Niestety, rzeczywistość okazała się brutalna. Żadna z nas po latach nie może się porównywać do idealnej Barbie. A powód jest bardzo prosty – twórcy najpopularniejszej zabawki świata stworzyli coś nierzeczywistego. Takie proporcje ciała są zwyczajnie nieosiągalne. Szkoda tylko, że mała dziewczynka nie ma możliwości dostrzeżenia tej subtelnej różnicy. Kto wie, może właśnie plastikowa laleczka leży u podstaw wielu naszych kompleksów...
W takim razie, jak powinna wygląda Barbie, żeby bardziej przypominała prawdziwą kobietę? Odpowiedź znajdziecie w naszej galerii. Artysta Nickolay Lamm przeanalizował budowę ciała statystycznej 19-latki, która posłużyła za wzór dla lalki. W ten sposób powstały pierwsze trójwymiarowe modele. Na ich podstawie stworzono realistyczną Barbie z rzeczywistymi proporcjami ciała.

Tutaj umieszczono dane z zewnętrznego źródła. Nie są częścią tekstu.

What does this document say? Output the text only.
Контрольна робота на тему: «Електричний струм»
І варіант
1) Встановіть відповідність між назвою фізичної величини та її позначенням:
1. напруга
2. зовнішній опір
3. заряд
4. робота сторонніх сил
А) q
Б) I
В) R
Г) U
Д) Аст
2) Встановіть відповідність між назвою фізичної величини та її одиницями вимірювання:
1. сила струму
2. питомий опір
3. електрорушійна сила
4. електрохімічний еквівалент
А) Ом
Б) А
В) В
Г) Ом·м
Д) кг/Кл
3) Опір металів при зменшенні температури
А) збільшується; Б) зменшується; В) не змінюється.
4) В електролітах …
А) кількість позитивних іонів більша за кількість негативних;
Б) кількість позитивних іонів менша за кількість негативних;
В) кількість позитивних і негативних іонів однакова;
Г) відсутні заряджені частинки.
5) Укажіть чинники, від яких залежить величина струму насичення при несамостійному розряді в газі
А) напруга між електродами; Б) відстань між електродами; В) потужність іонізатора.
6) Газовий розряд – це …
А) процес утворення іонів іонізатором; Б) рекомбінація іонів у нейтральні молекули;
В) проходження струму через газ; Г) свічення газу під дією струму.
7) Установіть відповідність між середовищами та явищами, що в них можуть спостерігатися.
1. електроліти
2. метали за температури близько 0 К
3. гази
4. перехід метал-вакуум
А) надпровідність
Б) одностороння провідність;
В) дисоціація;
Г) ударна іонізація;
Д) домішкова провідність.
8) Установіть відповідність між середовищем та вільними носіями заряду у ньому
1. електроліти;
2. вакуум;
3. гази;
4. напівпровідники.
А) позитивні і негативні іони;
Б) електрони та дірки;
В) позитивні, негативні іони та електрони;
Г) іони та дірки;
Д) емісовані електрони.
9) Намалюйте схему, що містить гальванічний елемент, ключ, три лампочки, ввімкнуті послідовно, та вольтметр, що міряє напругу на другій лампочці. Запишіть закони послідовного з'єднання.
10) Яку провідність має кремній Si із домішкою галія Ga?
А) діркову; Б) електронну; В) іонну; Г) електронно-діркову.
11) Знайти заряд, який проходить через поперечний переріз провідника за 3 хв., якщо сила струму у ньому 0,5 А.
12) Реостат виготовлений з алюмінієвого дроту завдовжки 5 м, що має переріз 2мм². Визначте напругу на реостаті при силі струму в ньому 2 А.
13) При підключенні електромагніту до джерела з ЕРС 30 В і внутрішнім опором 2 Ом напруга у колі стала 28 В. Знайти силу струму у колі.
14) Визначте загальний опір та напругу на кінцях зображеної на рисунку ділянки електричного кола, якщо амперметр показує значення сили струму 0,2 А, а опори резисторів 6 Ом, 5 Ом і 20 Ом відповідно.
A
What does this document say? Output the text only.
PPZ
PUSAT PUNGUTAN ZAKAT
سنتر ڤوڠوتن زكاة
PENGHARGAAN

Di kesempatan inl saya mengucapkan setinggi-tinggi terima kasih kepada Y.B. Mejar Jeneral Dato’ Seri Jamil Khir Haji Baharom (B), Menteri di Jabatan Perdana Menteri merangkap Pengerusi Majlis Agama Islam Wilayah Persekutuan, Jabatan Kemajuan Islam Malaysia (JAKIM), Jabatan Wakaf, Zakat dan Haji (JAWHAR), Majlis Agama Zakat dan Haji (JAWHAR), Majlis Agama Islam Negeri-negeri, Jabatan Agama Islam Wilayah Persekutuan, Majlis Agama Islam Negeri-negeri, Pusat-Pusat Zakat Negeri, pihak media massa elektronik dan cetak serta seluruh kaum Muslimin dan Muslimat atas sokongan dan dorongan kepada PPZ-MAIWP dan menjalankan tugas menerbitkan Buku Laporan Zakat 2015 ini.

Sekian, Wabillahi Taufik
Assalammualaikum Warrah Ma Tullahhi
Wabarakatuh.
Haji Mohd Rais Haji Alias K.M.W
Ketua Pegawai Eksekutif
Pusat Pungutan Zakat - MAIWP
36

Fakt, może nie wygląda już tak zjawiskowo jak znany nam oryginał, ale przynajmniej zyskała na wiarygodności. Jest niższa, masywniej zbudowana, ma wydatne pośladki, szersze biodra i pełniejszą twarz. Myślicie, że dziewczynki powinny bawić się właśnie czymś takim?
Nickolay Lamm
Realistyczna lalka Barbie.
Nickolay Lamm
Realistyczna lalka Barbie.
Nickolay Lamm
Realistyczna lalka Barbie.
Nickolay Lamm
Realistyczna lalka Barbie.
Nickolay Lamm
Realistyczna lalka Barbie.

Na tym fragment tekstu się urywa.